A network migration is a daunting task that most network engineers will eventually have to face in their career. I remember having once to plan a major network migration program. It was a Herculean challenge that took months to complete and while it was eventually successful, we ran into many hiccups along the way (I may have caused a minor routing loop on a major service provider network when making a BGP change back in 2011 – oops!).
I am not sure whether the era of cloud native has made it any easier: on one hand, we now have programmable networks, documented APIs and we have adopted a culture of automation that should make large-scale migration far more repeatable and consistent.
On the other hand, we’ve added multiple layers of networking – Linux networking stack, container networking, virtual network overlay – to the already complex physical network.

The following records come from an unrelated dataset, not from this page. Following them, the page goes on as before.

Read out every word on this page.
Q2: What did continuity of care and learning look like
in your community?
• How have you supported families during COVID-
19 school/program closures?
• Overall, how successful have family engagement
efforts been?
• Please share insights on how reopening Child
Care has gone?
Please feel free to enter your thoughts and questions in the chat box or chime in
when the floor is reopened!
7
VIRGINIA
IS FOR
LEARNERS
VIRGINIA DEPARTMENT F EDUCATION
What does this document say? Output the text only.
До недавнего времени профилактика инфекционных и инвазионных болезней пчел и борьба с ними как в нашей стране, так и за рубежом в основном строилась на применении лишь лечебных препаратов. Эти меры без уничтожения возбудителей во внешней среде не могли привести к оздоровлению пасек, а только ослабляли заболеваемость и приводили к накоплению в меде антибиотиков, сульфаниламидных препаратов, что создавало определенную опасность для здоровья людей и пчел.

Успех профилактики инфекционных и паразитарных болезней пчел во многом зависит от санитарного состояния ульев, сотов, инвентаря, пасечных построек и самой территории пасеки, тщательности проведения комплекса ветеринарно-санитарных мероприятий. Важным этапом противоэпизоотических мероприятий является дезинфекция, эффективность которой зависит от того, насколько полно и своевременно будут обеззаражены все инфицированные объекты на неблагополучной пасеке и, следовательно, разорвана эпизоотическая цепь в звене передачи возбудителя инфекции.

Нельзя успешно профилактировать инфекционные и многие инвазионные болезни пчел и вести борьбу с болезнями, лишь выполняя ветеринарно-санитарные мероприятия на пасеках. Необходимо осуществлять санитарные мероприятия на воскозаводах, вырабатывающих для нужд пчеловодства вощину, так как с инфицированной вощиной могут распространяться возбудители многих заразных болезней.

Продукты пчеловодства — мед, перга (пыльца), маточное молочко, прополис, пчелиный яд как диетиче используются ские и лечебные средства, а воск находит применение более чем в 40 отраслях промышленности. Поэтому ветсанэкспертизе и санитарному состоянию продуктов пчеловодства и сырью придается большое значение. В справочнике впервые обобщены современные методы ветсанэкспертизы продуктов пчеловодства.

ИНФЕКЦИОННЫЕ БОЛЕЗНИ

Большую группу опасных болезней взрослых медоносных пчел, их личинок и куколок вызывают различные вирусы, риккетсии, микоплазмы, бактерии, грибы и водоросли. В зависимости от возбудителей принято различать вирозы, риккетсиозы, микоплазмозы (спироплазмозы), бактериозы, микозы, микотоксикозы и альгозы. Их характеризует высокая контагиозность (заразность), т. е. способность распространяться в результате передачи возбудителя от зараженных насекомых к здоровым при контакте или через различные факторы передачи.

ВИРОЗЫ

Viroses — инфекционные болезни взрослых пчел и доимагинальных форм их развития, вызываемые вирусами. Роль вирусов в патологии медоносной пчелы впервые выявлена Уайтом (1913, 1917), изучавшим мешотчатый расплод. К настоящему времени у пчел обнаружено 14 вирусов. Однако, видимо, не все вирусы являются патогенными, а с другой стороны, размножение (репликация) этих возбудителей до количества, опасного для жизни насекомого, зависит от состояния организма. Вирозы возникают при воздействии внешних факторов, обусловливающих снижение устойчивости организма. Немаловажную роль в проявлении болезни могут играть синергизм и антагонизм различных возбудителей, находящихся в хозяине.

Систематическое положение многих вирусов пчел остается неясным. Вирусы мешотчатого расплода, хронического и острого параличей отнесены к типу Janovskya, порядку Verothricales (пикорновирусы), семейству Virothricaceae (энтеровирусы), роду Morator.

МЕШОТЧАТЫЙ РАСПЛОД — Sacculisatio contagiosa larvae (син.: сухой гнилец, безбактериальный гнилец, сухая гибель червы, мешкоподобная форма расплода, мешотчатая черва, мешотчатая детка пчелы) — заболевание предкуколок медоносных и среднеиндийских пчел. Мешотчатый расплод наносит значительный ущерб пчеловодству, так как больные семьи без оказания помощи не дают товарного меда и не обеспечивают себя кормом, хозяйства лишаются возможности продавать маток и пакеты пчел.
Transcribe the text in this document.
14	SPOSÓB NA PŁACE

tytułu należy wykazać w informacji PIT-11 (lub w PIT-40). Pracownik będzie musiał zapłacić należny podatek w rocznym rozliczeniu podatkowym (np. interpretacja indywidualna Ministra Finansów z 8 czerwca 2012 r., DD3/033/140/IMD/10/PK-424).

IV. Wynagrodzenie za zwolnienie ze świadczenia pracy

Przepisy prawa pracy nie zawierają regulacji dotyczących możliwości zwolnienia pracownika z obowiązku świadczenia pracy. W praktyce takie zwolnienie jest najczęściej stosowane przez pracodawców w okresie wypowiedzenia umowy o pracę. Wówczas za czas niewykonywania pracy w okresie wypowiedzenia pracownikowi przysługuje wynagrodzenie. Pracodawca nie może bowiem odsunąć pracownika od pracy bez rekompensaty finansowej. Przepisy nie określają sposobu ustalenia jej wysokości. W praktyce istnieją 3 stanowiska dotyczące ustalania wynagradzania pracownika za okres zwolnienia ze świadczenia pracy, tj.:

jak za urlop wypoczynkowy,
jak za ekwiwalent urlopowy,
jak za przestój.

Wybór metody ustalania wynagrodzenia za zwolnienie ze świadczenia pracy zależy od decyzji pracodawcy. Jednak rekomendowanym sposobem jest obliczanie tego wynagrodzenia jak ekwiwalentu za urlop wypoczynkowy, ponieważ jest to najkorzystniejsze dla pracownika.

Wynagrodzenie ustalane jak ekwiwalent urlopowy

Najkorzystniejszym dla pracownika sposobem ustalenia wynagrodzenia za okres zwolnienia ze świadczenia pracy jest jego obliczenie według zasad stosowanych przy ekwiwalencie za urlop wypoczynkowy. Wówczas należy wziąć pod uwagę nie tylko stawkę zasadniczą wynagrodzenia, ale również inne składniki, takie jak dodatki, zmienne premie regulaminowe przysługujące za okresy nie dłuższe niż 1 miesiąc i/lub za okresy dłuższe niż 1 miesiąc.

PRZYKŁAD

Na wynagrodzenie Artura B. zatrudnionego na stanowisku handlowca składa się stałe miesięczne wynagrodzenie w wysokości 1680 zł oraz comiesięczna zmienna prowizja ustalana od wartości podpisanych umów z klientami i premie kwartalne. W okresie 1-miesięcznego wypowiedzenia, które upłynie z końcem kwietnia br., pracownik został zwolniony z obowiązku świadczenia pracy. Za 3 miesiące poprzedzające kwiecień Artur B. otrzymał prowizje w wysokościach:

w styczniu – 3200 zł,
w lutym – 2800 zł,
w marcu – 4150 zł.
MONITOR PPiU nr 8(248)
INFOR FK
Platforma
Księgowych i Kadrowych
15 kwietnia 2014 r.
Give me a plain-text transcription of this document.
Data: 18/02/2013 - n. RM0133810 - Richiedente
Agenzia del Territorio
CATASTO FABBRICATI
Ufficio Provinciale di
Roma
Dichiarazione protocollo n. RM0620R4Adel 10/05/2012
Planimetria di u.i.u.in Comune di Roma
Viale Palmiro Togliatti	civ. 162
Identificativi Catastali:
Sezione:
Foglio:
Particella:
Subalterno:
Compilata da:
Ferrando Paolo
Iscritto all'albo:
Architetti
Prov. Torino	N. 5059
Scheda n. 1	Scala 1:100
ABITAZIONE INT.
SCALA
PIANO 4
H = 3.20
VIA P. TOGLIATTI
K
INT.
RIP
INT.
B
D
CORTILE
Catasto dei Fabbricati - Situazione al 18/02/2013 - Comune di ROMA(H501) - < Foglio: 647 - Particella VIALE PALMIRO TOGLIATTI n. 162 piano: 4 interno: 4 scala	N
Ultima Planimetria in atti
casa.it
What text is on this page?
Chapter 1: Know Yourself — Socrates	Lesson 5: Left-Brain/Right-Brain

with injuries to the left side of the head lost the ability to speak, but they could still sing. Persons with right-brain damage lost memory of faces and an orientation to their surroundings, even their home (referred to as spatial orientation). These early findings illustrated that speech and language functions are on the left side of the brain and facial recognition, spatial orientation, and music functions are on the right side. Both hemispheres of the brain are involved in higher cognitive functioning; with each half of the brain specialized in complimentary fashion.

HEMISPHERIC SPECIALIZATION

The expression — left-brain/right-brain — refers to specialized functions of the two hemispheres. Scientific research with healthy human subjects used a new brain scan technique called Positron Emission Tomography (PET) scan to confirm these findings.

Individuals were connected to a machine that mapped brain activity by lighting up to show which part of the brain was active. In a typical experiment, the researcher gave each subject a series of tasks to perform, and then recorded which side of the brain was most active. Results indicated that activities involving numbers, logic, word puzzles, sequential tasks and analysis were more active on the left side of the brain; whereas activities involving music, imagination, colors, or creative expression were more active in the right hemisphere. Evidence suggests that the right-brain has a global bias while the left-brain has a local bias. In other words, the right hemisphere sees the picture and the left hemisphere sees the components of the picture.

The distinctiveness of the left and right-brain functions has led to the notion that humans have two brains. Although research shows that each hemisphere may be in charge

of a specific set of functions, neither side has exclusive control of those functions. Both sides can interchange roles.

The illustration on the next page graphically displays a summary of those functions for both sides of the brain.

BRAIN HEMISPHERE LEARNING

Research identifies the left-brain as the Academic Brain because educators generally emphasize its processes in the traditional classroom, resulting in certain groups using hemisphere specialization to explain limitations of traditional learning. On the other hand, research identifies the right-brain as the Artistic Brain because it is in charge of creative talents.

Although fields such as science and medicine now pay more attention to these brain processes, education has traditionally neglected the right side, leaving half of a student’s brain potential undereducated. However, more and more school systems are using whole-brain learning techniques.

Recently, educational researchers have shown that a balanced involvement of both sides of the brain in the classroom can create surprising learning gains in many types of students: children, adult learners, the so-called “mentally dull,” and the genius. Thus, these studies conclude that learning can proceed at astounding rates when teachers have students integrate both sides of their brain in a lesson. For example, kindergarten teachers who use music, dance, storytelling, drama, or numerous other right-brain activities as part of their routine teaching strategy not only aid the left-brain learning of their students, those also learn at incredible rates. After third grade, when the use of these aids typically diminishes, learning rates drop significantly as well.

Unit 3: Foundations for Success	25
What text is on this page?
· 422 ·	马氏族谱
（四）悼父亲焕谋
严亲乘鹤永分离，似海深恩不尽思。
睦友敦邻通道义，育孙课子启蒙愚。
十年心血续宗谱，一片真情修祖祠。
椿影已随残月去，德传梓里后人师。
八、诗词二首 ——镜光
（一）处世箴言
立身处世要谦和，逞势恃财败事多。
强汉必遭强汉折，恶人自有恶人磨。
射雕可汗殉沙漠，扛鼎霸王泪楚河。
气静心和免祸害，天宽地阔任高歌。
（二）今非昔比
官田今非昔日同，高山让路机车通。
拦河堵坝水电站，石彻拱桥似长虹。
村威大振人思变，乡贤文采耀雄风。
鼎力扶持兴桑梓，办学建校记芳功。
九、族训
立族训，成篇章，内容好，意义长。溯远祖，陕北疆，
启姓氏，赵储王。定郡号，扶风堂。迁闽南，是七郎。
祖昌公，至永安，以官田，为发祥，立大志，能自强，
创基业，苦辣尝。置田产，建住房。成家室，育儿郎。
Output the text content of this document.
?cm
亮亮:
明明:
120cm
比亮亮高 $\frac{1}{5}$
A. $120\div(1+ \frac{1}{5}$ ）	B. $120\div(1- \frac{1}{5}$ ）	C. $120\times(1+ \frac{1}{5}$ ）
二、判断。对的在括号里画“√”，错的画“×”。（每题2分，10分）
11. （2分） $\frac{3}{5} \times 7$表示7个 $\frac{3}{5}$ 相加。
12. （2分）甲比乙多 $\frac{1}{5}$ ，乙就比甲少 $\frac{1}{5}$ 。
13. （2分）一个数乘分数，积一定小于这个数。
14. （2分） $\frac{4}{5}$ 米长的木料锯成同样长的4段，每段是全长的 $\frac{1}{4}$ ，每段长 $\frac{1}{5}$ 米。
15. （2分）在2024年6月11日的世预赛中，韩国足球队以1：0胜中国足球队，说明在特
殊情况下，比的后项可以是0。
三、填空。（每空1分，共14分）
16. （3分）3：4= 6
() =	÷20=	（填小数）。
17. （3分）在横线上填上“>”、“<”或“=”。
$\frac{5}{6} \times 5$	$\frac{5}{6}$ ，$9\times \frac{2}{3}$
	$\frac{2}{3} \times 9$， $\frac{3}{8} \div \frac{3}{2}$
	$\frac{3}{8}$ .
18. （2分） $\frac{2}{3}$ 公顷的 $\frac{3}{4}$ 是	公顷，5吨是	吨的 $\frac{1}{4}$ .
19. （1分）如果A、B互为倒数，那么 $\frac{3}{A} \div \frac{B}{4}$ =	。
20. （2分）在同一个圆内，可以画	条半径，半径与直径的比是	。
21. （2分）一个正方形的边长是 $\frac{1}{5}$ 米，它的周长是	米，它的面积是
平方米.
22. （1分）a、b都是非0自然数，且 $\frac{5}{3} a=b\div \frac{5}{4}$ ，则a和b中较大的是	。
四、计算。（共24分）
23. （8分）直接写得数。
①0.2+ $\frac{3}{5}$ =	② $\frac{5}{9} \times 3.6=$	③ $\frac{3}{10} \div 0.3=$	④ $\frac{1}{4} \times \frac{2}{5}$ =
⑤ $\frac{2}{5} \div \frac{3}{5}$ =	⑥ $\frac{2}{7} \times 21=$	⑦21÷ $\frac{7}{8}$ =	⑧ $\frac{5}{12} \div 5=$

But whether you are looking at migrating to a new data center network or to a different Container Network Interface (CNI), the challenges remain the same:
How can we migrate from one network to another, with minimal disruption?
How can do ensure connectivity between workloads on the old network and the new network during the transition?
How can we repeat the migration process across a number of network nodes?
In this blog post, we will look at answering these questions and explore how we can elegantly migrate from any CNI to Cilium. We will consider various migration approaches and we will walkthrough a migration from Flannel to Cilium, using a recently-released feature that will make migrations easier for users. While this blog post focuses on migrating from Flannel, that the same approach should apply to other CNIs too.
Note we won’t explore why you should move to Cilium but if you’re not convinced yet, I suggest you head out to our networking, security and observability pages to learn more.
Migrating to Cilium Lab
If you'd rather do a migration yourself instead of reading about it, start the free hands-on lab below!
Before we talk about CNI migration, we should review what a CNI does and how it actually works.
When the kubelet creates a Pod’s sandbox, the CNI specified in the configuration file located in the /etc/cni/net.d/ directory is called.
The CNI will handle the networking for a Pod – including:
allocating an IP address,
creating & configuring a network interface,
and (potentially) establishing an overlay network.
When migrating CNIs, there are several approaches with pros and cons.
Migration Approaches
The ideal scenario would be to build a brand new cluster and to migrate workloads (ideally, using a GitOps approach). But this can involve a lot of preparation and potential disruptions.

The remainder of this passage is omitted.